Тогда я поцеловала его в щеку. Я ничего под этим не подразумевала. Просто он был милым мальчиком и нравился мне. Но он покраснел и вытер прозрачную каплю, поблескивавшую между его носом и верхней губой. Выглядел он совершенно обескураженным. Я сделала шаг назад и стала рыться в карманах пальто, висевших в шкафу у входа.
— Извини, — произнесла я, нарушив неловкое молчание, и ссыпала всю мелочь, какую нашла, в его сложенные ладони.
Он кивнул, назвал меня «миссис Данлоп», ушел и больше никогда не приходил.
Когда в ту субботу я закончила счищать снег с машины, я опустила окна и включила мотор «Доджа» на холостом ходу, чтобы дать автомобилю немного прогреться и оттаять. Еще не наступил вечер, и я хотела прокатиться к дому Рэнди. Я чувствовала, что мне это нужно. Он жил на верхнем этаже двухэтажного дома неподалеку от автомагистрали, ведущей в соседний штат. Я крепко цеплялась за суеверное представление, что если я буду внимательно следить за ним, Рэнди не влюбится ни в кого другого. Насколько я могла заметить, почти все время он проводил в одиночестве в своей квартире.

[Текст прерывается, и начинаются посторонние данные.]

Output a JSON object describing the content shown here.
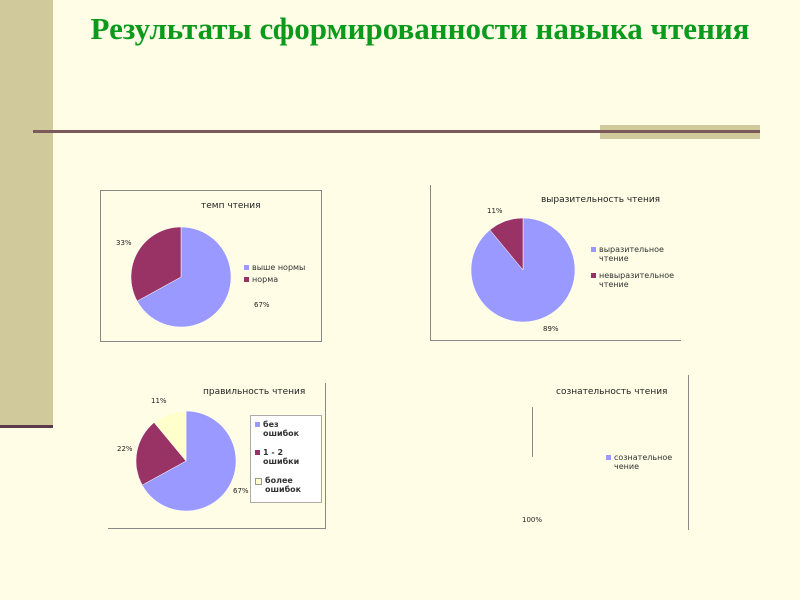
{
  "slide": {
    "title": "Результаты сформированности  навыка чтения"
  },
  "colors": {
    "blue": "#9999ff",
    "maroon": "#993366",
    "cream": "#ffffcc",
    "title_green": "#0b9a1b",
    "sidebar": "#cfc99b"
  },
  "chart_data": [
    {
      "type": "pie",
      "title": "темп чтения",
      "categories": [
        "выше нормы",
        "норма"
      ],
      "values": [
        67,
        33
      ],
      "labels": [
        "67%",
        "33%"
      ],
      "colors": [
        "#9999ff",
        "#993366"
      ],
      "legend": "right"
    },
    {
      "type": "pie",
      "title": "выразительность чтения",
      "categories": [
        "выразительное чтение",
        "невыразительное чтение"
      ],
      "values": [
        89,
        11
      ],
      "labels": [
        "89%",
        "11%"
      ],
      "colors": [
        "#9999ff",
        "#993366"
      ],
      "legend": "right"
    },
    {
      "type": "pie",
      "title": "правильность чтения",
      "categories": [
        "без ошибок",
        "1 - 2 ошибки",
        "более ошибок"
      ],
      "values": [
        67,
        22,
        11
      ],
      "labels": [
        "67%",
        "22%",
        "11%"
      ],
      "colors": [
        "#9999ff",
        "#993366",
        "#ffffcc"
      ],
      "legend": "right"
    },
    {
      "type": "pie",
      "title": "сознательность чтения",
      "categories": [
        "сознательное чение"
      ],
      "values": [
        100
      ],
      "labels": [
        "100%"
      ],
      "colors": [
        "#9999ff"
      ],
      "legend": "right"
    }
  ]
}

Но я никогда не выслеживала его по ночам — мне было слишком страшно, — так что кто знает, скольких подруг Рэнди развлекал после наступления темноты? Время от времени рядом с его мотоциклом, припаркованным на занесенной снегом подъездной дорожке, появлялся второй. Я предполагала, что у него есть друг или брат, который приезжает к нему в гости, — и даже это заставляло меня ревновать. Обычно я парковалась на другой стороне улицы, пригибалась над рулевым колесом и следила за его домом в боковое зеркальце. Однако не было особого смысла прятаться.
Я сомневаюсь, что Рэнди узнал бы меня, если б застал за этими шпионскими действиями. Я сомневаюсь, что он вообще знал мое имя. И все же я молилась об идеальном шансе завоевать его сердце. Я целыми часами сидела там и прикидывала, как бы произвести на него впечатление своими женскими уловками. Мои грезы о пальцах, языках и тайных свиданиях в дальних коридорах «Мурхеда» не давали моему сердцу остановиться, иначе, кажется, я умерла бы от тоски. Таким образом, я жила неотступными фантазиями. И, как любая приличная молодая женщина, я скрывала свои постыдные извращенные мысли под фасадом чопорности. Конечно же, я это делала. Легко определить, у кого самые грязные мысли, — просто высмотрите самые чистые ногти. Мой отец, например, не испытывал никакого смущения относительно своих порнографических журналов — они валялись за унитазом, под кроватью, которую он делил с моей матерью, были грудами навалены на полках в погребе, на комоде в комнате отдыха, в коробках на чердаке. И тем не менее он был твердым католиком. Конечно же, был. Мое лицемерие меркнет в сравнении с лицемерием моего отца. Я никогда не испытывала вины за то, что сделала с ним. В этом мне повезло.
В тот день, прежде чем поехать к дому Рэнди, я надела старые солнечные очки матери — большие, нелепые, продолговатой формы стекла в черепаховой оправе.